Art. 39. — I Commessari, eseguita interamente la divisione, disporranno che il Sindaco della Comune, fra un determinato tempo debba far levare da un perito agrimensore la pianta di tutto il tenimento della Comune, dove si esegue la divisione; e vi faranno indicare il demanio che vi sarà stato diviso, giusta il disposto nell’articolo le parti del demanio che restano indivise, come boschi, pendii di montagne, ripe di fiumi, di porti, terre inondate e simili; e le parti del rimanente territorio, colla indicazione dei diversi generi di coltura ai quali è addetto. Essi vigileranno alla esecuzione di questa operazione, che non dee trattenere neppure per un momento il corso delle divisioni nelle Provincie loro assegnate. Questa pianta, quando sarà passata nelle loro mani, la rimetteranno separatamente al Ministro dell’Interno.

Art. 40. — Essi avranno cura di far passare ai direttori delle Contribuzioni dirette il quadro delle operazioni fatte, acciò facciano eseguire i debiti cangiamenti di quota.

Art. 41. — Essi sono autorizzati a chiedere tutti i lumi occorrenti a tutt’i funzionari, e mano forte dove occorra, a tutt’i Comandanti della forza pubblica.

Art. 42. — Sono autorizzati a fissare i salari dovuti agli arbitri, ai periti, ecc. secondo i luoghi, ed a prendere degli espedienti perchè vengano momentaneamente contribuiti dagl’interessati, dandone avviso agl’Intendenti o direttamente, o per mezzo dei Sotto Intendenti.

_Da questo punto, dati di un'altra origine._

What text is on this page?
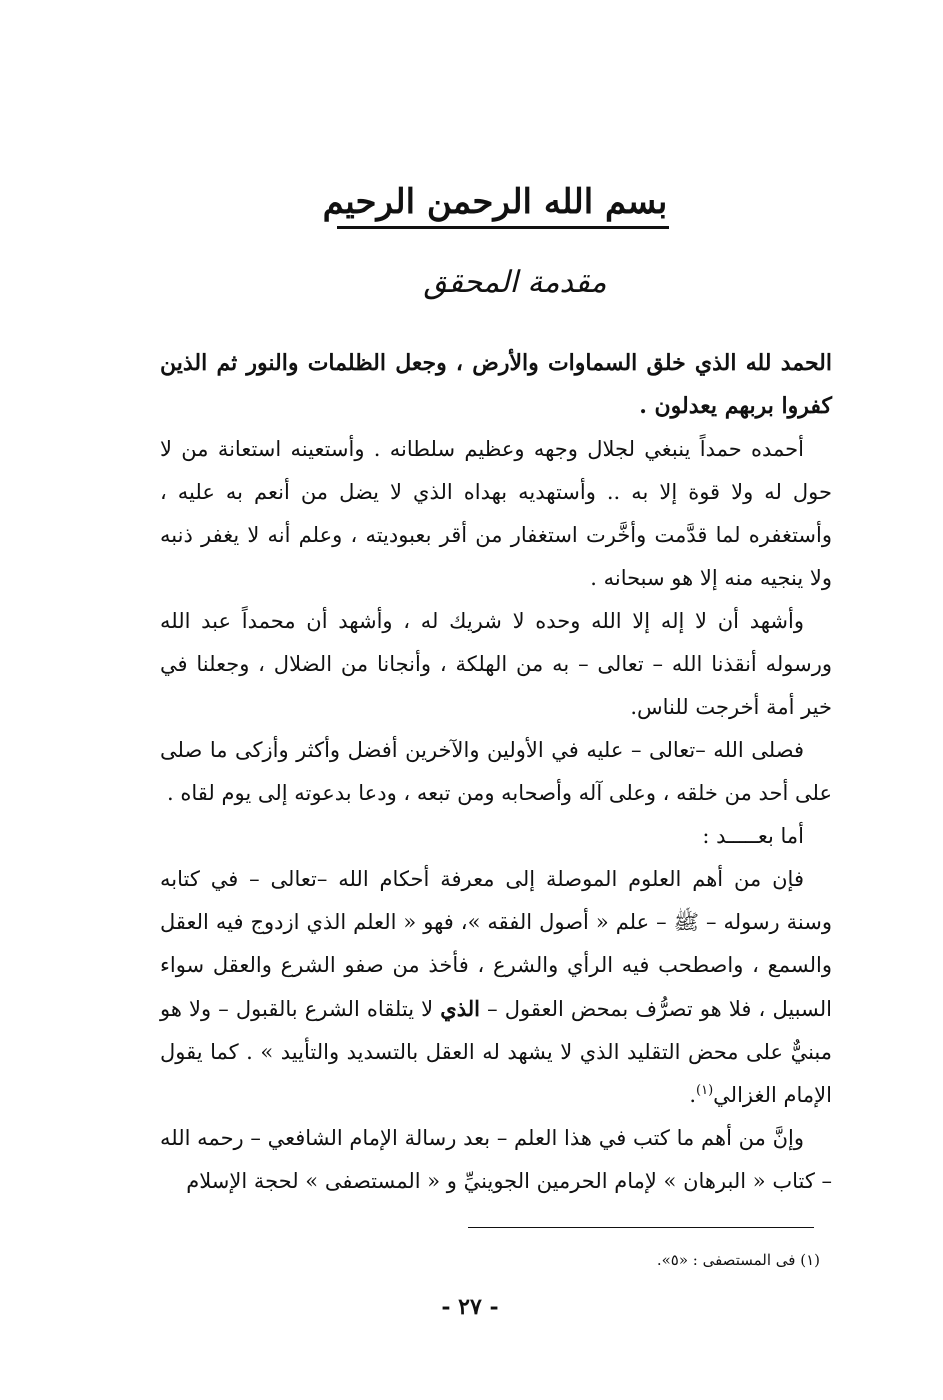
بسم الله الرحمن الرحيم
مقدمة المحقق

الحمد لله الذي خلق السماوات والأرض ، وجعل الظلمات والنور ثم الذين كفروا بربهم يعدلون .

أحمده حمداً ينبغي لجلال وجهه وعظيم سلطانه . وأستعينه استعانة من لا حول له ولا قوة إلا به .. وأستهديه بهداه الذي لا يضل من أنعم به عليه ، وأستغفره لما قدَّمت وأخَّرت استغفار من أقر بعبوديته ، وعلم أنه لا يغفر ذنبه ولا ينجيه منه إلا هو سبحانه .

وأشهد أن لا إله إلا الله وحده لا شريك له ، وأشهد أن محمداً عبد الله ورسوله أنقذنا الله – تعالى – به من الهلكة ، وأنجانا من الضلال ، وجعلنا في خير أمة أخرجت للناس.

فصلى الله –تعالى – عليه في الأولين والآخرين أفضل وأكثر وأزكى ما صلى على أحد من خلقه ، وعلى آله وأصحابه ومن تبعه ، ودعا بدعوته إلى يوم لقاه .

أما بعـــــد :

فإن من أهم العلوم الموصلة إلى معرفة أحكام الله –تعالى – في كتابه وسنة رسوله – ﷺ – علم « أصول الفقه »، فهو « العلم الذي ازدوج فيه العقل والسمع ، واصطحب فيه الرأي والشرع ، فأخذ من صفو الشرع والعقل سواء السبيل ، فلا هو تصرُّف بمحض العقول – الذي لا يتلقاه الشرع بالقبول – ولا هو مبنيٌّ على محض التقليد الذي لا يشهد له العقل بالتسديد والتأييد » . كما يقول الإمام الغزالي$^{(١)}$.

وإنَّ من أهم ما كتب في هذا العلم – بعد رسالة الإمام الشافعي – رحمه الله – كتاب « البرهان » لإمام الحرمين الجوينيِّ و « المستصفى » لحجة الإسلام

(١) فى المستصفى : «٥».
- ٢٧ -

Art. 43. — Tutto ciò che non è letteralmente preveduto nelle presenti istruzioni relativamente a’ mezzi onde facilitare la divisione dei demani, è rimesso alla facoltà dei Commissari. Essi consulteranno in caso di dubbio il Ministro dell’Interno; lo terranno al fatto dello stato corrente delle loro operazioni; e domanderanno tutti gli altri ordini che il corso della stessa cosa potrà loro suggerire, qualora non si credano compresi nelle ordinazioni di questo regolamento.